Cortical granule exocytosis in rWBP2NL and rWBP2 microinjected mouse oocytes that display pronuclear formation. The pronuclear development in each treatment group was evaluated through nuclear staining (DAPI). The cortical granule exocytosis reaction was assessed through staining with FITC conjugated LCA (FITC-LCA) and both DAPI and FITC-LCA staining were overlaid to show the correlating trends in staining patterns when oocytes were and were not activated (Merge). Bar = 20 μm
Figure 11.
Figure 11.
Proposed two-factor mechanism of sperm-induced oocyte activation. The sperm oocyte-activating factor (SOAF) is released from the PAS region of the sperm head PT into the ooplasm upon sperm–oocyte fusion. The two candidate SOAF proteins, PLCZ1 and WBP2NL/WBP2 would facilitate the hydrolysis of PIP2 to IP3. Next, IP3 would bind to the IP3R receptor on the endoplasmic reticulum (ER), and trigger the release of Ca2+ from its stores, ultimately increasing the intracellular Ca2+ in the oocyte cytosol.

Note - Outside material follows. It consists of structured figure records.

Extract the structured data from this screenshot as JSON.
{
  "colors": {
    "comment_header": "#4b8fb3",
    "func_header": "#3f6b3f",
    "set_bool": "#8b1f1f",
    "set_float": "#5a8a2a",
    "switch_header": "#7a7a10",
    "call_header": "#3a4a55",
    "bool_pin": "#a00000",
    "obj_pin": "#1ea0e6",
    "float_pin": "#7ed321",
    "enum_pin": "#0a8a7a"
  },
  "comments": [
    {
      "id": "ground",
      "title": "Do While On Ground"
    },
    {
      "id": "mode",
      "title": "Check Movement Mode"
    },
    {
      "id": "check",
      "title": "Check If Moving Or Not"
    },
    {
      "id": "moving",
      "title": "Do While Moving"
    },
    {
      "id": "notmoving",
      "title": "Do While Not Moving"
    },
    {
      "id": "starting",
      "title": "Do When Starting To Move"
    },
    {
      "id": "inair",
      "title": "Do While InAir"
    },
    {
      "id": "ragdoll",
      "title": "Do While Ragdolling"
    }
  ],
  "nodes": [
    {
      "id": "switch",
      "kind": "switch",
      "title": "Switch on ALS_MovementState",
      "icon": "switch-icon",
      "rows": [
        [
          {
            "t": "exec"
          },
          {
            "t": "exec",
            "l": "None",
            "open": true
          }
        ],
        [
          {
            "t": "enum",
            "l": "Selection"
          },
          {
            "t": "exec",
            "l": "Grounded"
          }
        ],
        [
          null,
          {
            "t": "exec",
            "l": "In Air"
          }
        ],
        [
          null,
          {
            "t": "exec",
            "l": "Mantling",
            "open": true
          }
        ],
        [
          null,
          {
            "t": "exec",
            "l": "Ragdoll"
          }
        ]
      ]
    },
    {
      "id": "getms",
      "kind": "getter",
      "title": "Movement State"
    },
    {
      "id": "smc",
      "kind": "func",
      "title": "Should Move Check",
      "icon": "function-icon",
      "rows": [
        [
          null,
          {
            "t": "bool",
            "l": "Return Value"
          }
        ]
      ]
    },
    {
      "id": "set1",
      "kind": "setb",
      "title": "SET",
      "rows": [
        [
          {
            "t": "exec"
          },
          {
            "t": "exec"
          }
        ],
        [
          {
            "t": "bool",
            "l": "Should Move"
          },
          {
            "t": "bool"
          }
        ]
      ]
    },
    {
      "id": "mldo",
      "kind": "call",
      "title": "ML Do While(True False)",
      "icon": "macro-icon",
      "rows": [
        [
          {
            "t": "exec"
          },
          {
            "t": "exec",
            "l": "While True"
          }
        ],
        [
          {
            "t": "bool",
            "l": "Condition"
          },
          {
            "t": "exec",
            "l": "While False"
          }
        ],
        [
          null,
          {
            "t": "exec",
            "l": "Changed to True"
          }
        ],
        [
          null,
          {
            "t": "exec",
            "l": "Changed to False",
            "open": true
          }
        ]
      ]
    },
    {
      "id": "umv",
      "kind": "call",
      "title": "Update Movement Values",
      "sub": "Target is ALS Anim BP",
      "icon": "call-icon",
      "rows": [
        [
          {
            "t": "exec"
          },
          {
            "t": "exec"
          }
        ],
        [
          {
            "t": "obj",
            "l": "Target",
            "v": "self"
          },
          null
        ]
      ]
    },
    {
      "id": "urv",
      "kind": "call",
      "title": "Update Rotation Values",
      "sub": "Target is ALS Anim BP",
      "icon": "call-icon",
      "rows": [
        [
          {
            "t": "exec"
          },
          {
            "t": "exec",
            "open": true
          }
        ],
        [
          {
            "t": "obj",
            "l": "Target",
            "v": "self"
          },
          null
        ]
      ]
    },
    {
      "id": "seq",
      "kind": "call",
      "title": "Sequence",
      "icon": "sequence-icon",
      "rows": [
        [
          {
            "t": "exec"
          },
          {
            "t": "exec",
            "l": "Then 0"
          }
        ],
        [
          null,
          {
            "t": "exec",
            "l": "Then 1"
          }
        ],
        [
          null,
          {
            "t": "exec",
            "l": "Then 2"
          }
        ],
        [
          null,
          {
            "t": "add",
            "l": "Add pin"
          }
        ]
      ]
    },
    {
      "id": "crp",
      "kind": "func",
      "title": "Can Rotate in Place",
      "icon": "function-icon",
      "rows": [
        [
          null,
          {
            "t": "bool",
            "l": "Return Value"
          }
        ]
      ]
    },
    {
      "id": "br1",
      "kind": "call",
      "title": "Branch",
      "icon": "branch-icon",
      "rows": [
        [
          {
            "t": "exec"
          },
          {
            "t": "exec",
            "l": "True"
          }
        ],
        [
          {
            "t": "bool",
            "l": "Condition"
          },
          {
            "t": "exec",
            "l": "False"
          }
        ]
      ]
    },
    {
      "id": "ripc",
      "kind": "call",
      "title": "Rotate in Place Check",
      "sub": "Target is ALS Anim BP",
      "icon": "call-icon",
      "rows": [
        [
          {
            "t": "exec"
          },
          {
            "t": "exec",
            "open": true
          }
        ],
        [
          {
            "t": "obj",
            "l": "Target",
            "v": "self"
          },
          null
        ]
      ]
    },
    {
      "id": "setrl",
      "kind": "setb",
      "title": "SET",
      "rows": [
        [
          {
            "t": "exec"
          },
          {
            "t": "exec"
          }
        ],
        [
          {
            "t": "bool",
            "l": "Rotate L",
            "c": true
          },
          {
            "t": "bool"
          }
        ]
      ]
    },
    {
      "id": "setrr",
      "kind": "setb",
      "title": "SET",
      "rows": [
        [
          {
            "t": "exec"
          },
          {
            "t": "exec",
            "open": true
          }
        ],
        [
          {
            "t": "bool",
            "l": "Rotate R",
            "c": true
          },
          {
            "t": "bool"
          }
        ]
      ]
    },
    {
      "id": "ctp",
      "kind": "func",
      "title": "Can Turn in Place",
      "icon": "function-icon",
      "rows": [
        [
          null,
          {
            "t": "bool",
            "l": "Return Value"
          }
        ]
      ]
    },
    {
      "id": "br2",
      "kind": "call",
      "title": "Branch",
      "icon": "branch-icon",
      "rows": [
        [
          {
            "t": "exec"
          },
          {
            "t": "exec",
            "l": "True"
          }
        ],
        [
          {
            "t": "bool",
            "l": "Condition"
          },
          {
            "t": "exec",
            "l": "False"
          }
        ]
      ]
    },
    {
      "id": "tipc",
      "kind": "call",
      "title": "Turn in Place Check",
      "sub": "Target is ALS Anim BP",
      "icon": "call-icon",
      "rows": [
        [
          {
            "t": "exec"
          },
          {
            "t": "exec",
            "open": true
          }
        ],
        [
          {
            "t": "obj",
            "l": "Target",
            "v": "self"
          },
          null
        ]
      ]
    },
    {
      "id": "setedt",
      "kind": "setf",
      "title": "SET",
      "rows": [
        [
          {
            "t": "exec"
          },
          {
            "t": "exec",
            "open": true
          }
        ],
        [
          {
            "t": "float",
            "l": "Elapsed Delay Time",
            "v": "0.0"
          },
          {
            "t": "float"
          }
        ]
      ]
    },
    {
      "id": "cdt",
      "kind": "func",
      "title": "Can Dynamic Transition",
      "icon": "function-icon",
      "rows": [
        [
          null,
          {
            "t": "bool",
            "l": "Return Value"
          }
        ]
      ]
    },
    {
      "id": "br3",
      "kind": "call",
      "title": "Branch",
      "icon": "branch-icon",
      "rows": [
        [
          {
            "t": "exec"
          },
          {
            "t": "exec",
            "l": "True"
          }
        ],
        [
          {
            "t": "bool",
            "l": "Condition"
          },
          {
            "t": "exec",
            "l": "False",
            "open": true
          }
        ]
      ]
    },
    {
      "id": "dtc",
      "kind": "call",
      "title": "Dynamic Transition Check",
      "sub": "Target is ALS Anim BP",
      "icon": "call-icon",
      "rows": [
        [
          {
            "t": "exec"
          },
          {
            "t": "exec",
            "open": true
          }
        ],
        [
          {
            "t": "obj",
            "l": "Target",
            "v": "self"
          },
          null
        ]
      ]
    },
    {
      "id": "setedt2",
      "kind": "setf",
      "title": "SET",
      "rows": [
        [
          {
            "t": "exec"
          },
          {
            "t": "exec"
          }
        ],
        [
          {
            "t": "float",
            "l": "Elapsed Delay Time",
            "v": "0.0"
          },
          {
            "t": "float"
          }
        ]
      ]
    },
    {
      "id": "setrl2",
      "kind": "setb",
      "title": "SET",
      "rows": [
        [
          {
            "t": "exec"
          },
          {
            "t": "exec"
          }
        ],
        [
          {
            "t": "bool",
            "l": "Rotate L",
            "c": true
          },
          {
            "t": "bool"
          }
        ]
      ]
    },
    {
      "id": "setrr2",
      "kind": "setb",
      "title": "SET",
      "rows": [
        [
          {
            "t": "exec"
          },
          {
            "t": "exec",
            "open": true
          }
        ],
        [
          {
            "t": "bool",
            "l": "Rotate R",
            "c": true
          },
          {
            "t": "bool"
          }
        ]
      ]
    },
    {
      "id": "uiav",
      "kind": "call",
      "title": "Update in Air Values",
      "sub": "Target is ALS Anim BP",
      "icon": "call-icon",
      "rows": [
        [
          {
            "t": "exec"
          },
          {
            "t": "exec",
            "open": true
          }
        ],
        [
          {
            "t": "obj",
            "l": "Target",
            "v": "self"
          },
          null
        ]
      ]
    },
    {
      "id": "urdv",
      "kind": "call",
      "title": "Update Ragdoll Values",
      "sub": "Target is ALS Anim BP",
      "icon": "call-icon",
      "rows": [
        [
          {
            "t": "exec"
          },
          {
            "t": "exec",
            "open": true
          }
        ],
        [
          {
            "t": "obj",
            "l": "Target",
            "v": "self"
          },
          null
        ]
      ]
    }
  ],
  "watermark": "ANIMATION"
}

This mechanism would be activated either directly, in the case of PLCZ1, or indirectly in the case of WBP2NL/WBP2. It is proposed that WBP2NL/WBP2 would bind to the ooplasmic WWI domain containing proteins to activate oocyte PLC Gamma (PLCG), catalyzing the hydrolysis of PIP2 to IP3. The increase in Ca2+ would result in the downstream activation of enzymes such as the calcium-calmodulin kinase (CAMK) and the anaphase promoting complex (APC) catalyzing the completion of oocyte meiosis and further, repetitive Ca2+-induced Ca2+ release (Ca2+ oscillations). Additionally, WBP2NL/WBP2 may aid in the regulation and/or activation of WWI domain containing proteins shown to have roles in the early stages of zygotic development after the initial activation of the oocyte. Specifically, WBP2/WBP2NL could serve as adaptors of yet to be identified transcription factors responsible for the minor zygotic genome activation, resulting in transcription of a small number of genes in the pronuclei, observed in mammalian zygotes.